Questions fréquentes
Le sRPE fonctionne-t-il pour les jeunes catégories ?
Oui, à condition d'adapter l'échelle. Sous 13 ans, une échelle imagée (visages, couleurs) fonctionne mieux qu'une note de 0 à 10 abstraite. Au-delà de 15-16 ans, la note CR-10 classique passe bien à condition d'avoir pris le temps de l'expliquer en début de saison.
Faut-il collecter le RPE après chaque séance ou seulement après les séances intenses ?
Après chaque séance, y compris les séances de récupération ou de technique légère. C'est justement la comparaison entre séances faciles et séances dures qui donne de la valeur à l'indicateur ; ne collecter que les séances dures revient à perdre la notion de variabilité et donc de monotonie.
Peut-on remplacer le RPE joueur par une estimation du coach ?

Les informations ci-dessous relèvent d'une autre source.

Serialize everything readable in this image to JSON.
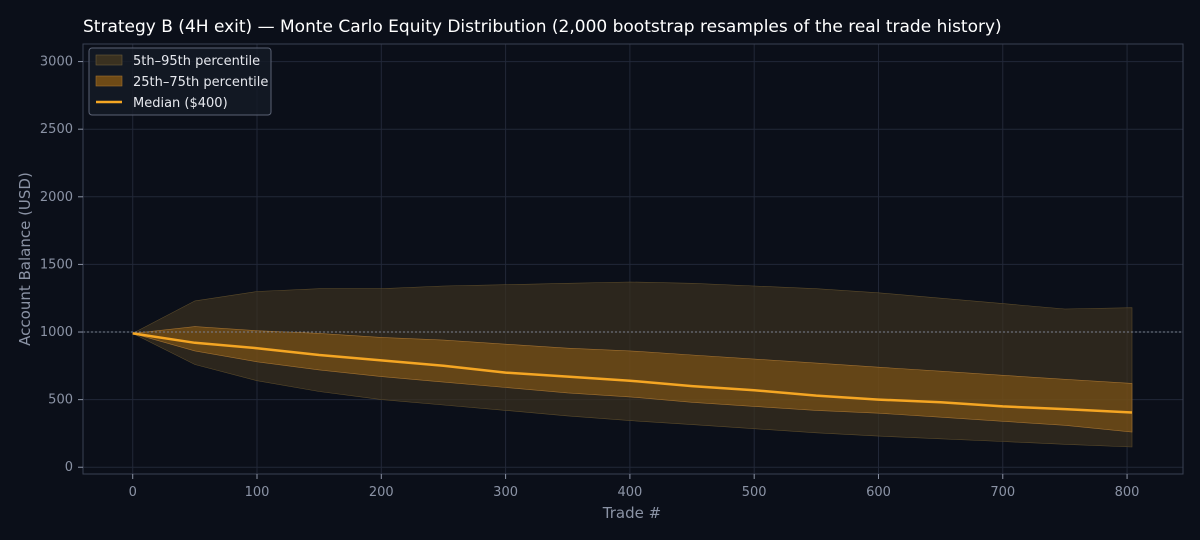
{
  "chart_data": {
    "type": "area",
    "title": "Strategy B (4H exit) — Monte Carlo Equity Distribution (2,000 bootstrap resamples of the real trade history)",
    "xlabel": "Trade #",
    "ylabel": "Account Balance (USD)",
    "xlim": [
      -40,
      845
    ],
    "ylim": [
      -50,
      3130
    ],
    "xticks": [
      0,
      100,
      200,
      300,
      400,
      500,
      600,
      700,
      800
    ],
    "yticks": [
      0,
      500,
      1000,
      1500,
      2000,
      2500,
      3000
    ],
    "grid": true,
    "legend_position": "top-left",
    "reference_line": 1000,
    "x": [
      0,
      50,
      100,
      150,
      200,
      250,
      300,
      350,
      400,
      450,
      500,
      550,
      600,
      650,
      700,
      750,
      804
    ],
    "series": [
      {
        "name": "5th–95th percentile",
        "kind": "band",
        "color": "#3a3120",
        "lower": [
          990,
          760,
          640,
          560,
          500,
          460,
          420,
          380,
          345,
          315,
          285,
          255,
          230,
          210,
          190,
          170,
          150
        ],
        "upper": [
          990,
          1230,
          1300,
          1320,
          1320,
          1340,
          1350,
          1360,
          1370,
          1360,
          1340,
          1320,
          1290,
          1250,
          1210,
          1170,
          1180
        ]
      },
      {
        "name": "25th–75th percentile",
        "kind": "band",
        "color": "#8a5a14",
        "lower": [
          990,
          860,
          780,
          720,
          670,
          630,
          590,
          550,
          520,
          480,
          450,
          420,
          400,
          370,
          340,
          310,
          260
        ],
        "upper": [
          990,
          1040,
          1010,
          990,
          960,
          940,
          910,
          880,
          860,
          830,
          800,
          770,
          740,
          710,
          680,
          650,
          620
        ]
      },
      {
        "name": "Median ($400)",
        "kind": "line",
        "color": "#f5a623",
        "values": [
          990,
          920,
          880,
          830,
          790,
          750,
          700,
          670,
          640,
          600,
          570,
          530,
          500,
          480,
          450,
          430,
          405
        ]
      }
    ]
  }
}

Non, ou seulement en dépannage ponctuel. Le principe même du sRPE est de capter la charge interne, propre à chaque joueur : le coach voit la charge externe (ce qui a été produit), pas ce que ce travail a coûté à tel joueur ce jour-là. Une estimation coach systématique fait perdre l'intérêt de la méthode.
Combien de temps avant que le sRPE devienne utile pour piloter la charge ?
Comptez environ 3 à 4 semaines de collecte régulière avant d'avoir une charge chronique fiable (la référence sur 28 jours utilisée par l'ACWR). Avant ce délai, les indicateurs dérivés existent mais reposent sur trop peu de données pour être interprétés avec confiance.